The digital rights movement in Europe is strengthening. Many new and successful groups are emerging, which is helping ORG get your views heard.

The most prominent of the new civil society groups is La Quadrature du Net, who led the battle for Amendment 138, and helped establish in politician’s minds that internet access is part of our right to freedom of expression. They have also led the fight for an open internet in Europe, highlighting the inadequacies of ‘transparency’ and competition law to resolve problems of traffic discrimination that may emerge under the new Telecoms Package passed by Europe.

Another movement emerged in the Free Culture Forum campaigning for innovation, creativity and access to knowledge.
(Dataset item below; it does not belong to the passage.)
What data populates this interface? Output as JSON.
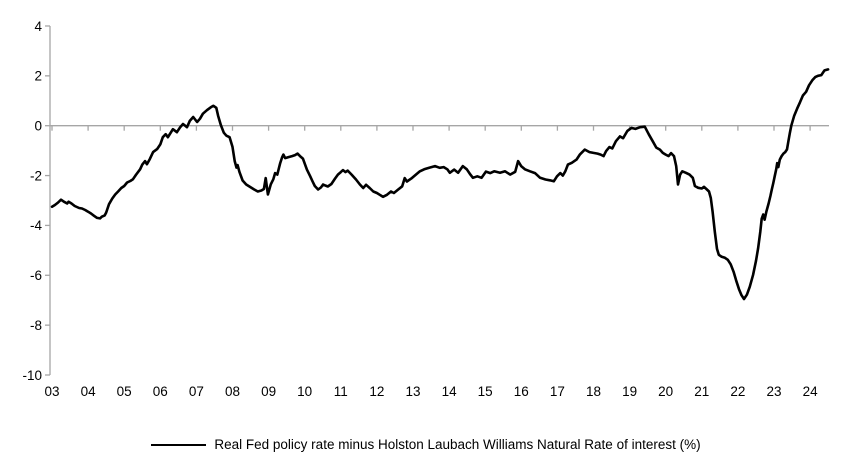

They held a meeting in Barcelona this year, producing a charter which ORG and EFF have signed.

This year, European Digital Rights (EDRi), of which ORG is a member, has employed a full time Advocacy Co-ordinator in Brussels. This addresses one of the key weaknesses we have had: lack of a presence near the EU’s Parliament and Commission, who are making many of the critical decisions on internet, competition, privacy and copyright law. This is a major step forward, although one person still seems hardly enough, and we still lack some of the other tools we need as campaigners.

MySociety’s tools for transparency and contacting elected representatives need full replication at an EU level, and we all need to work to keep the EU’s actions in the media, rather than their confining discussion to a handful of technical websites. Democratic scrutiny is the only way we can ensure our rights are defended, and that starts with campaigners and the media.

The most startling change however is the politicisation of digital rights, exemplified by the election of the first two Pirate Party MEPs in Sweden. While we may not agree with everything they say or do, and will always find and need other political allies, such as the remarkable Stavros Lambrinidis, the fact that digital copyright and privacy issues can produce a mass movement that unseats politicians should be a wake up call to politicians across Europe.

Overall, defence of our digital rights is complicated and faces severe threats, whether that is through secretive and undemocratic international trade agreements like ACTA, or the export of poor practice like traffic data retention from Europe to countries with poor human rights records; but the movement is strong and more diverse than ever. New groups are springing up in many European countries and elsewhere, and we are better supported and more experienced.